Speed-enhancing body wrinkles on your Tesla are still years away, but researchers at MIT have created what could be the first step: a ball with morphable surface texture. They were able to get their creation, which they call a smorph (short for smart morphable surface), to wrinkle into a dimpled pattern similar to a golf ball’s, with similar aerodynamic properties.
Smorphs are sort of like raisins. As the soft inside of a grape dries out, the stiffer skin can’t shrink with it. Instead, it develops wrinkles to conform around the reduced volume. Smorphs don’t dry out (they also make terrible snacks), but the volume of a smorph can be similarly reduced by sucking air out of its hollow core. That core is surrounded by different polymers: a thick, squishy layer covered by relatively stiff outer skin. As the core shrinks, the squishy layer is soft enough to contract smoothly, but the skin is forced to wrinkle.
The trick is controlling exactly how a smorph wrinkles. MIT mechanical engineer Pedro Reis, the material’s lead inventor, studies how wrinkling and other types of structural failures can be made useful. He says the first step toward controlling the wrinkling of a smorph is making the squishy base layer thick enough that the sphere doesn’t crumple like a ping pong ball. From there, they can tune the pattern of the wrinkles by changing the thickness of the outer skin. Dimples form when the skin is one-tenth to one-hundredth of the sphere’s radius.
Because the smorph dimples look so much like those on a golf ball’s surface, the researchers were inspired to test their creation in a wind tunnel. It’s well established that a golf ball’s dimples help it fly further. Air passing over the dimples creates a bunch of tiny vortices. Rather than slowing the ball down, these vortices create a thin, turbulent sheath that the surrounding air can’t cling to. The result is lower drag.
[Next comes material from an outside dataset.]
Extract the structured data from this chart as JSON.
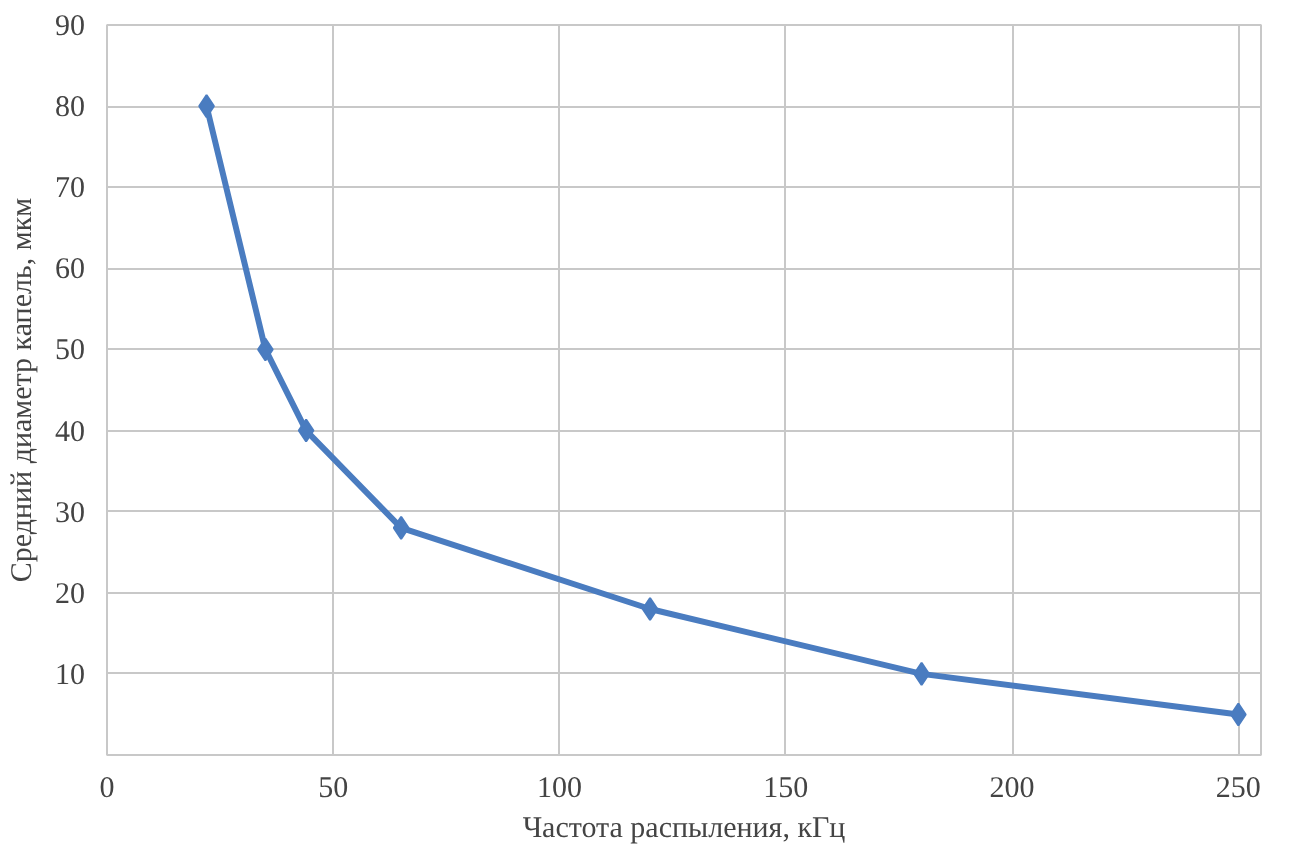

Sure enough, when the researchers tested the smorph in a wind tunnel, they found that it was about twice as aerodynamically efficient when dimpled.
But the sheath of vortices only forms at relatively low speeds. If a golf ball were to fly fast enough, it would be better off with a smooth skin. This is where smorphs could offer a huge advantage.
“What our system lets you do is tune the drag between the two extremes,” Reis said. Because of their size, golf balls rarely reach a speed when the dimples are less efficient. But something bigger, like a car, could be more fuel efficient with a few strategically placed morphable surfaces that would be dimpled at slower speeds and smooth when the car speeds up.
Earlier this year, Reis won an NSF grant to keep developing smorphs, which he hopes to someday scale up to use on cars, aircraft, and even buildings. He’s optimistic, but says this is probably a long way off. One problem is that hexagonal dimples are unstable on flat surfaces. So far smorphs have only been used on a round, ball shape, but Reis and his co-authors believe they can figure out how to reproduce the pattern on slightly curved surfaces. Creating the same aerodynamic dimpling on a car’s complex curves will be even more challenging.